The NBC tool (Rosen, Reichenberger & Rosenfeld, 2011) ranked highly in both the robust Z-score and network analysis, however the confidence intervals on both accuracy estimates were comparably large. Presumably, this was due to its inclusion in a single, early benchmark study (Bazinet & Cummings, 2012) and exclusion from all subsequent benchmarks. To investigate this further, the authors of this study attempted to run NBC themselves, but found that it failed to run (core dump) on test input data. It is possible that with some debugging, this tool could compare favourably with modern approaches.

These results can by no means be considered the definitive answer to how to analyse eDNA datasets since tools will continue to be refined and results are based on broad averages over multiple conditions. Therefore, some tools may be more suited for more specific problems than those assessed in these results (e.g., human gut microbiome). Furthermore, we have not addressed the issue of scale—i.e., do these tools have sufficient speed to operate on the increasingly large-scale datasets that new sequencing methods are capable of producing?

Our analysis has not identified an underlying cause for inconsistencies between benchmarks. We found a core set of software tools that have been evaluated in most benchmarks. These are CLARK, Kraken, MEGAN, and MetaPhyler, but the relative ranking of these tools differed greatly between some benchmarks. We did find that restricting the included benchmarks to those that satisfy the criteria for a “neutral comparison study” (Boulesteix, Lauer & Eugster, 2013), improved the consistency of evaluations considerably. This may point to differences in the results obtained by “expert users” (e.g., tool developers) compared and those of “amateur users” (e.g., bioinformaticians or microbiologists).

Finally, the results presented in Fig.
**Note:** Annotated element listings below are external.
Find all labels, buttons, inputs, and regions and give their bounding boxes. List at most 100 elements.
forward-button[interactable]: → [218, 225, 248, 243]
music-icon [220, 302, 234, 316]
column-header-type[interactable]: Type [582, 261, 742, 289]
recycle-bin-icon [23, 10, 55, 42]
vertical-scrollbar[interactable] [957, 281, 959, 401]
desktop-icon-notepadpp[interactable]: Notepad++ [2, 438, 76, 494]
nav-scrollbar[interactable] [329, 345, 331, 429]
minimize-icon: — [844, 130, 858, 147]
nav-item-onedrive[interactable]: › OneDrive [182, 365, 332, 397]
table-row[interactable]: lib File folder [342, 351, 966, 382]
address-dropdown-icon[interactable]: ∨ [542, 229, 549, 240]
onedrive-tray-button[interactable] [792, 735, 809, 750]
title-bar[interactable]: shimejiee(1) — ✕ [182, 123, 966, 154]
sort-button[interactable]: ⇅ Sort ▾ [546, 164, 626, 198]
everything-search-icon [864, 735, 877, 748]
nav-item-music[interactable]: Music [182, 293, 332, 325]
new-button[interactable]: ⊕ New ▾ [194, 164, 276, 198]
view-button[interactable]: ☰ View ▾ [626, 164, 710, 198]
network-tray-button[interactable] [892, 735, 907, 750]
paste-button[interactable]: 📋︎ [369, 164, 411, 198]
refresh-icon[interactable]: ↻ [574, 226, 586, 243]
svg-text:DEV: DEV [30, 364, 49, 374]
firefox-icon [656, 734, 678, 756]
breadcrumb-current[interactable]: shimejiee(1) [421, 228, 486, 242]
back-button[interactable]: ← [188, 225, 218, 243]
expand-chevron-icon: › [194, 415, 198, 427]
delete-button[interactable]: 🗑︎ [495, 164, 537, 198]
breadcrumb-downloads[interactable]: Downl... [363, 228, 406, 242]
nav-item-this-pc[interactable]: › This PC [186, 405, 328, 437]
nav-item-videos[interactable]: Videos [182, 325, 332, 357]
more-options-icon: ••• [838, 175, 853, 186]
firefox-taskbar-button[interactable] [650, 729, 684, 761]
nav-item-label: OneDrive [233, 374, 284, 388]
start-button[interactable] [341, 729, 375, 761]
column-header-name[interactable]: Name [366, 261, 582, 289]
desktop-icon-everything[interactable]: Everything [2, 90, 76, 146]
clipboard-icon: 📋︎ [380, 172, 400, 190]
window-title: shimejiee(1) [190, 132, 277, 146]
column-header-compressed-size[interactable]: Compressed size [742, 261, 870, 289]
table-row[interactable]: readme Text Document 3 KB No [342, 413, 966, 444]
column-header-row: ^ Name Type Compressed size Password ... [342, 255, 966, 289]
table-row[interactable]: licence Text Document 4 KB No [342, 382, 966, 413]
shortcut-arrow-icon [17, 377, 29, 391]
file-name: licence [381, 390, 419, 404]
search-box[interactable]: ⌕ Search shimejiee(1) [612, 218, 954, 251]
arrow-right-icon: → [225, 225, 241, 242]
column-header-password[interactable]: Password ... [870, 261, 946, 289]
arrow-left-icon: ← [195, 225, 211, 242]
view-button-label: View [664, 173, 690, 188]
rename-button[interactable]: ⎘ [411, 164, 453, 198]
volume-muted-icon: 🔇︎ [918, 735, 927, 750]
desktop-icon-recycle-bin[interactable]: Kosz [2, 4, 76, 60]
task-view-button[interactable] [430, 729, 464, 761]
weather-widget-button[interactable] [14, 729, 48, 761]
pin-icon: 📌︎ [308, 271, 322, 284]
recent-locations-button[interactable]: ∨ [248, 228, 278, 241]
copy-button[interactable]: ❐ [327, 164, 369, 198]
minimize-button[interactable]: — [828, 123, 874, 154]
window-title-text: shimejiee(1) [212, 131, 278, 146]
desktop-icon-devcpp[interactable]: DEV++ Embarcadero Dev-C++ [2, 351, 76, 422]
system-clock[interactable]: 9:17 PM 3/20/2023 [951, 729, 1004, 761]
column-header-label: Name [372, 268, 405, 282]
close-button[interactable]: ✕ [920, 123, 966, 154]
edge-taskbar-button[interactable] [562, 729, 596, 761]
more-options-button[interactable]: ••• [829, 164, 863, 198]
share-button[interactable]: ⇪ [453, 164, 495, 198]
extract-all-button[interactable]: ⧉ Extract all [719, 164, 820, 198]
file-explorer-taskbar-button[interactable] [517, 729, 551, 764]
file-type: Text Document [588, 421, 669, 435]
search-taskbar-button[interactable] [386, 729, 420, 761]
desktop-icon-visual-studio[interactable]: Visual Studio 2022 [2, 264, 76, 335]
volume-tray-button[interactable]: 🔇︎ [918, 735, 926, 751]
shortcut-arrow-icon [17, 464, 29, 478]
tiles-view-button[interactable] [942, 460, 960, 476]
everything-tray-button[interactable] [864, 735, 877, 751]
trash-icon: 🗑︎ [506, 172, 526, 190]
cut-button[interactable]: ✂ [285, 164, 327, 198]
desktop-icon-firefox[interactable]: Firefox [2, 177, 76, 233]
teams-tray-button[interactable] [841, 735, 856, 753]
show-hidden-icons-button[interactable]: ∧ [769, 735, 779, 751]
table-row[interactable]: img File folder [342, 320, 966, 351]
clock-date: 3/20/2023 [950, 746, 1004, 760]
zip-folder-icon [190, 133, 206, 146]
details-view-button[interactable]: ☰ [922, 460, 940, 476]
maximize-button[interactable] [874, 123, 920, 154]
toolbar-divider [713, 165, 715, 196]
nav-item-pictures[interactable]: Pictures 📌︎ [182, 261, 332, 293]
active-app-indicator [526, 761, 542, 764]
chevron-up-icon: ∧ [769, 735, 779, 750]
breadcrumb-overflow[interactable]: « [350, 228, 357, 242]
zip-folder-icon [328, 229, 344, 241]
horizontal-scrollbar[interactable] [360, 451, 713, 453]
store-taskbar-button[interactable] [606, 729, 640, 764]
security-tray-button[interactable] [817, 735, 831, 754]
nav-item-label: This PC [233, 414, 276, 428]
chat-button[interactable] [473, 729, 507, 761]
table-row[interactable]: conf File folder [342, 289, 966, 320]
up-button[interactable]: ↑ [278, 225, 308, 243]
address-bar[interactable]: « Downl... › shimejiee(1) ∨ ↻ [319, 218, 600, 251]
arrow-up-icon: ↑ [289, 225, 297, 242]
S4 indicate that most eDNA analysis tools have a high positive-predictive value (PPV). This implies that false-positive matches between eDNA sequences and reference databases are not the main source of error for these analyses. However, sensitivity estimates can be low and generally cover a broad range of values. This implies that false-negatives are the main source of error for environmental analysis. This shows that matching divergent eDNA and reference database nucleotide sequences remains a significant research challenge in need of further development.